Point de salut hors du gaélique pour le père, et de rudes souvenirs pour la mère,tout cela forme un couple,des parents, vaille que vaille,et qui élèvent leurs enfants entre tendresse et coups de trique,sur une côte est-irlandaise où le jeune Hugo,très tôt,traîne et bosse entre casiers à homards et calfatage goudronneux. Pas de drame véritable dans Le marin de Dublin, mais une très belle ambiance tanguant du cocasse au brutal, qui,en douceur, met le doigt sur la neutrissime neutralité du pays pendant la guerre,qui au pire finit par transformer la haine de l'Angleterre en sympathie pour le Reich.

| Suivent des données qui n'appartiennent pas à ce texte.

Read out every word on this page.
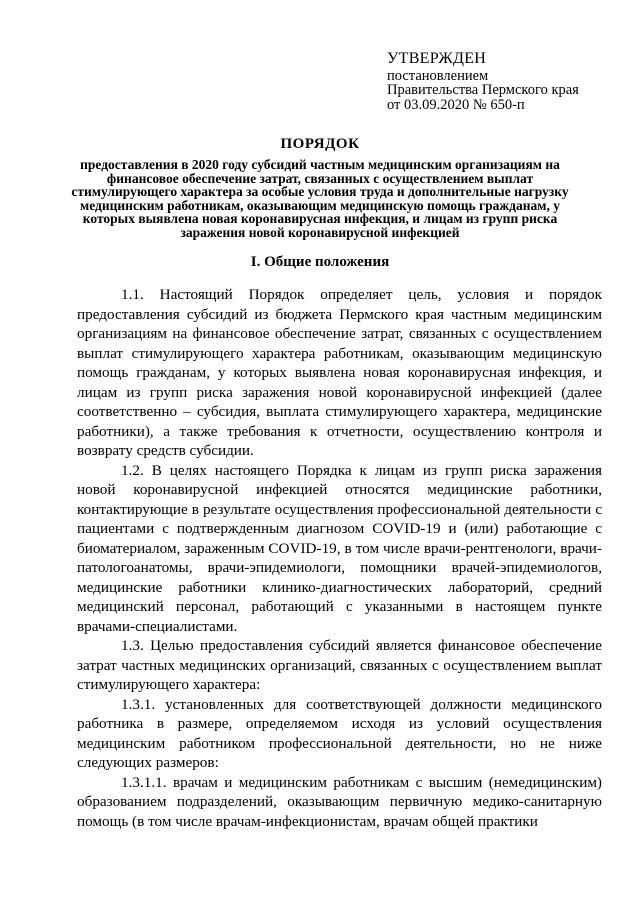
УТВЕРЖДЕН
постановлением
Правительства Пермского края
от 03.09.2020 № 650-п
ПОРЯДОК
предоставления в 2020 году субсидий частным медицинским организациям на финансовое обеспечение затрат, связанных с осуществлением выплат стимулирующего характера за особые условия труда и дополнительные нагрузку медицинским работникам, оказывающим медицинскую помощь гражданам, у которых выявлена новая коронавирусная инфекция, и лицам из групп риска заражения новой коронавирусной инфекцией
I. Общие положения

1.1. Настоящий Порядок определяет цель, условия и порядок предоставления субсидий из бюджета Пермского края частным медицинским организациям на финансовое обеспечение затрат, связанных с осуществлением выплат стимулирующего характера работникам, оказывающим медицинскую помощь гражданам, у которых выявлена новая коронавирусная инфекция, и лицам из групп риска заражения новой коронавирусной инфекцией (далее соответственно – субсидия, выплата стимулирующего характера, медицинские работники), а также требования к отчетности, осуществлению контроля и возврату средств субсидии.

1.2. В целях настоящего Порядка к лицам из групп риска заражения новой коронавирусной инфекцией относятся медицинские работники, контактирующие в результате осуществления профессиональной деятельности с пациентами с подтвержденным диагнозом COVID-19 и (или) работающие с биоматериалом, зараженным COVID-19, в том числе врачи-рентгенологи, врачи-патологоанатомы, врачи-эпидемиологи, помощники врачей-эпидемиологов, медицинские работники клинико-диагностических лабораторий, средний медицинский персонал, работающий с указанными в настоящем пункте врачами-специалистами.

1.3. Целью предоставления субсидий является финансовое обеспечение затрат частных медицинских организаций, связанных с осуществлением выплат стимулирующего характера:

1.3.1. установленных для соответствующей должности медицинского работника в размере, определяемом исходя из условий осуществления медицинским работником профессиональной деятельности, но не ниже следующих размеров:

1.3.1.1. врачам и медицинским работникам с высшим (немедицинским) образованием подразделений, оказывающим первичную медико-санитарную помощь (в том числе врачам-инфекционистам, врачам общей практики
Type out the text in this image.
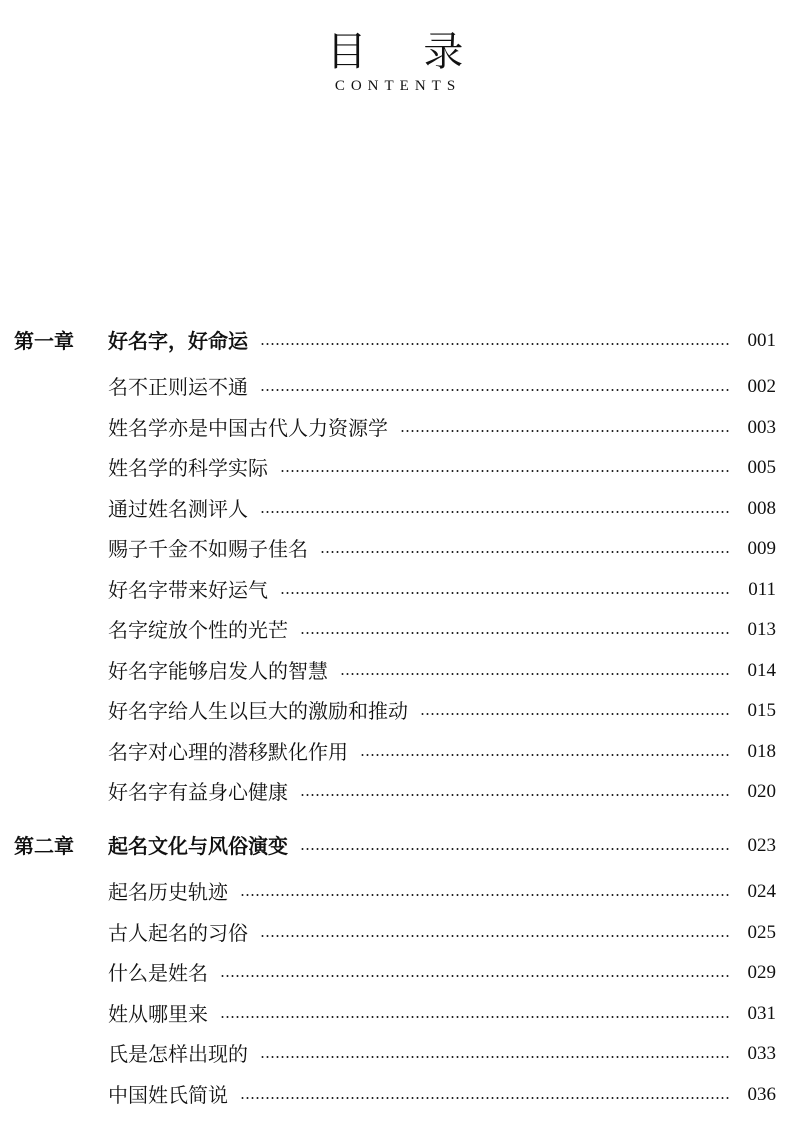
目 录
CONTENTS
第一章 好名字，好命运	001
名不正则运不通	002
姓名学亦是中国古代人力资源学	003
姓名学的科学实际	005
通过姓名测评人	008
赐子千金不如赐子佳名	009
好名字带来好运气	011
名字绽放个性的光芒	013
好名字能够启发人的智慧	014
好名字给人生以巨大的激励和推动	015
名字对心理的潜移默化作用	018
好名字有益身心健康	020
第二章 起名文化与风俗演变	023
起名历史轨迹	024
古人起名的习俗	025
什么是姓名	029
姓从哪里来	031
氏是怎样出现的	033
中国姓氏简说	036
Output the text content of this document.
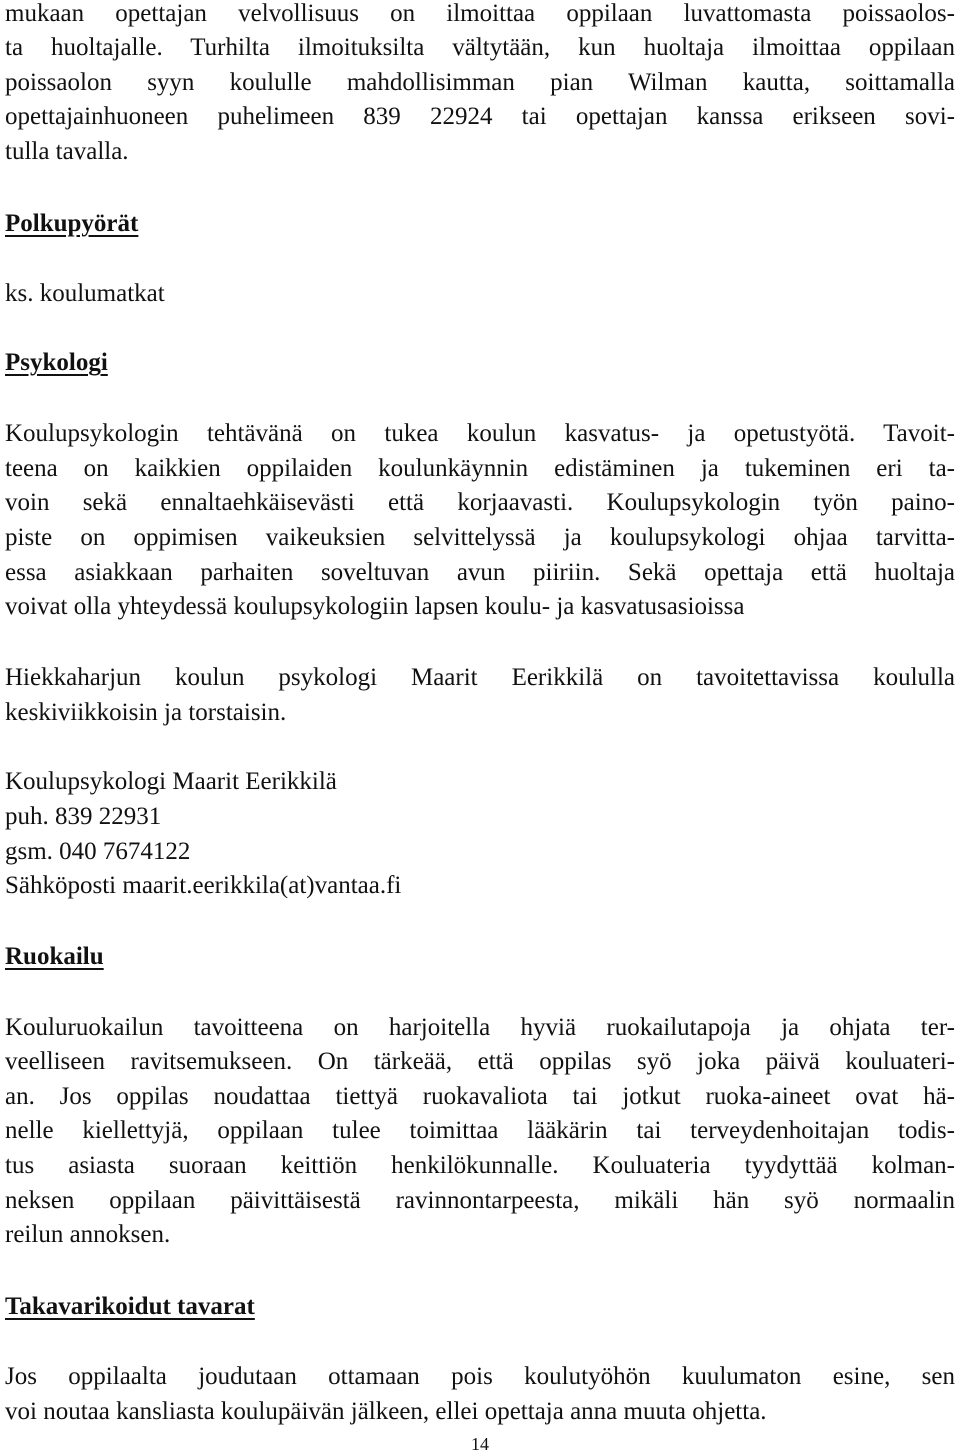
mukaan opettajan velvollisuus on ilmoittaa oppilaan luvattomasta poissaolos-
ta huoltajalle. Turhilta ilmoituksilta vältytään, kun huoltaja ilmoittaa oppilaan
poissaolon syyn koululle mahdollisimman pian Wilman kautta, soittamalla
opettajainhuoneen puhelimeen 839 22924 tai opettajan kanssa erikseen sovi-
tulla tavalla.
Polkupyörät
ks. koulumatkat
Psykologi
Koulupsykologin tehtävänä on tukea koulun kasvatus- ja opetustyötä. Tavoit-
teena on kaikkien oppilaiden koulunkäynnin edistäminen ja tukeminen eri ta-
voin sekä ennaltaehkäisevästi että korjaavasti. Koulupsykologin työn paino-
piste on oppimisen vaikeuksien selvittelyssä ja koulupsykologi ohjaa tarvitta-
essa asiakkaan parhaiten soveltuvan avun piiriin. Sekä opettaja että huoltaja
voivat olla yhteydessä koulupsykologiin lapsen koulu- ja kasvatusasioissa
Hiekkaharjun koulun psykologi Maarit Eerikkilä on tavoitettavissa koululla
keskiviikkoisin ja torstaisin.
Koulupsykologi Maarit Eerikkilä
puh. 839 22931
gsm. 040 7674122
Sähköposti maarit.eerikkila(at)vantaa.fi
Ruokailu
Kouluruokailun tavoitteena on harjoitella hyviä ruokailutapoja ja ohjata ter-
veelliseen ravitsemukseen. On tärkeää, että oppilas syö joka päivä kouluateri-
an. Jos oppilas noudattaa tiettyä ruokavaliota tai jotkut ruoka-aineet ovat hä-
nelle kiellettyjä, oppilaan tulee toimittaa lääkärin tai terveydenhoitajan todis-
tus asiasta suoraan keittiön henkilökunnalle. Kouluateria tyydyttää kolman-
neksen oppilaan päivittäisestä ravinnontarpeesta, mikäli hän syö normaalin
reilun annoksen.
Takavarikoidut tavarat
Jos oppilaalta joudutaan ottamaan pois koulutyöhön kuulumaton esine, sen
voi noutaa kansliasta koulupäivän jälkeen, ellei opettaja anna muuta ohjetta.
14
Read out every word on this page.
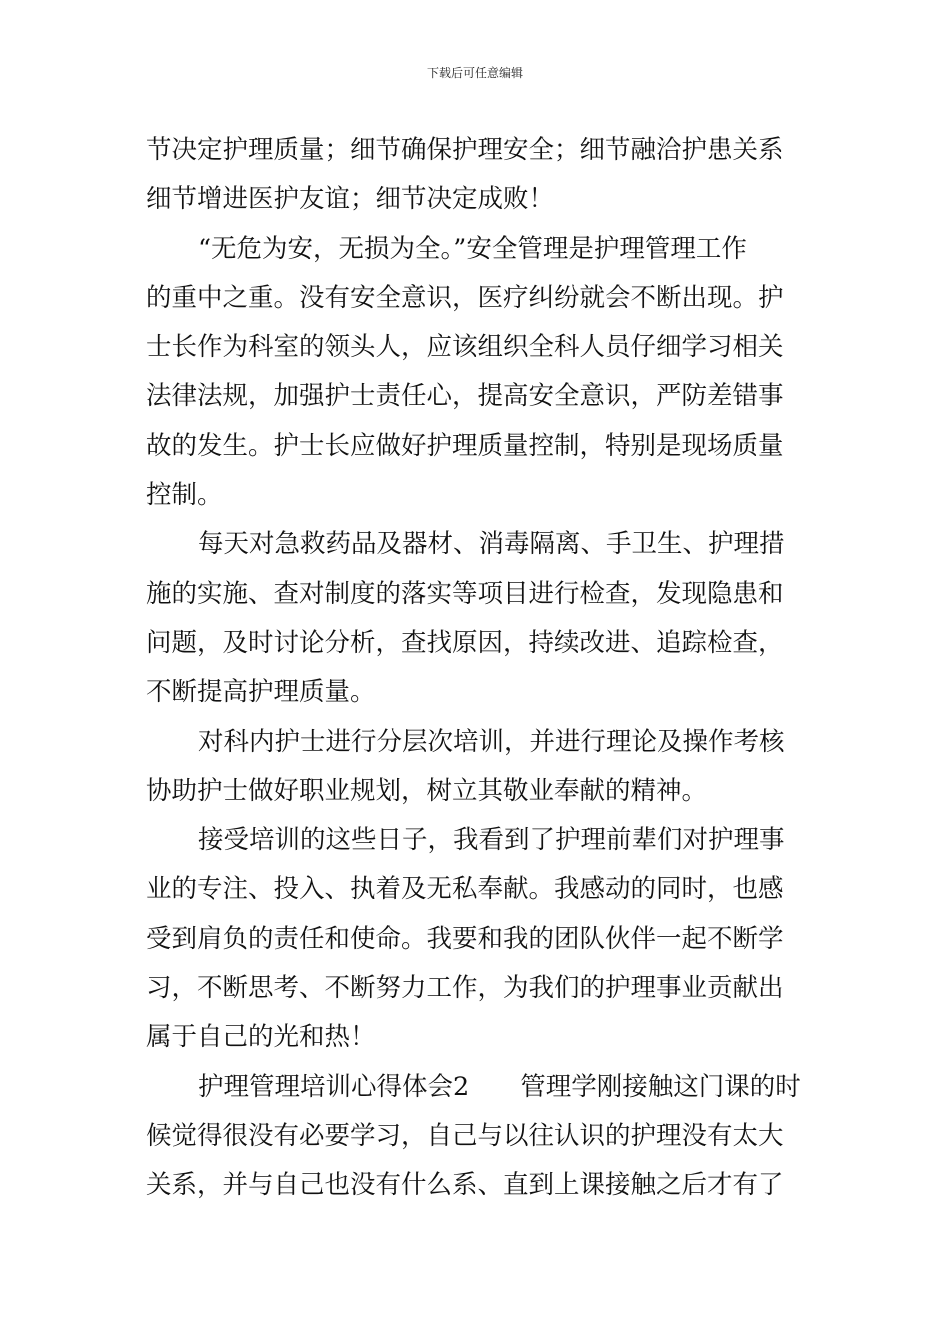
下载后可任意编辑
节决定护理质量；细节确保护理安全；细节融洽护患关系
细节增进医护友谊；细节决定成败！
“无危为安，无损为全。”安全管理是护理管理工作
的重中之重。没有安全意识，医疗纠纷就会不断出现。护
士长作为科室的领头人，应该组织全科人员仔细学习相关
法律法规，加强护士责任心，提高安全意识，严防差错事
故的发生。护士长应做好护理质量控制，特别是现场质量
控制。
每天对急救药品及器材、消毒隔离、手卫生、护理措
施的实施、查对制度的落实等项目进行检查，发现隐患和
问题，及时讨论分析，查找原因，持续改进、追踪检查，
不断提高护理质量。
对科内护士进行分层次培训，并进行理论及操作考核
协助护士做好职业规划，树立其敬业奉献的精神。
接受培训的这些日子，我看到了护理前辈们对护理事
业的专注、投入、执着及无私奉献。我感动的同时，也感
受到肩负的责任和使命。我要和我的团队伙伴一起不断学
习，不断思考、不断努力工作，为我们的护理事业贡献出
属于自己的光和热！
护理管理培训心得体会2　　管理学刚接触这门课的时
候觉得很没有必要学习，自己与以往认识的护理没有太大
关系，并与自己也没有什么系、直到上课接触之后才有了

Il serait injuste de ramener ce beau roman à cet antagonisme. Cest aussi une histoire d'adolescence, Hamilton est né en 53.Un gamin de quinze ans qui n'a pas le droit d'écouter les Beatles,son père préférant Elisabeth Schwartzkopf. Et les gifles volent assez bas. Très belles émotions aussi du côté du port quand les jeunes apprennent à se faire une poignée de livres irlandaises dans l'odeur de mazout et d'écailles,ce qui est incommode olfactivement parlant pour attirer les filles de la ville ou les premières touristes étrangères. Et puis on revient sur les souvenirs de la mère en son pays natal avec la visite d'un cousin qui ne supporte plus sa germanité à cause de l'attitude supposée de son propre père durant la guerre. Du coup ce cousin Stefan a la curieuse idée de débarquer à Dublin ... pour y disparaître ensuite, quelque part vers l'Ouest,vers Aran,comme pour s'y purifier.
Attention,je parle en connaissance de cause,l'Irlande ça fait du bien aux bronches, ça fait de la belle musique ,ça régénérerait bien un brin mais pour se purifier vraiment faut autre chose. Lisez Hugo Hamilton, aimez-le, son accent irlandais diffère un peu d'autres écrivains, tout aussi passionnants. Un Irlandais qui parfois, sait prendre un peu de recul pour resituer Erin quelque part au coeur de l'Europe. Quel pays pour avoir tant d'écrivains au mètre carré.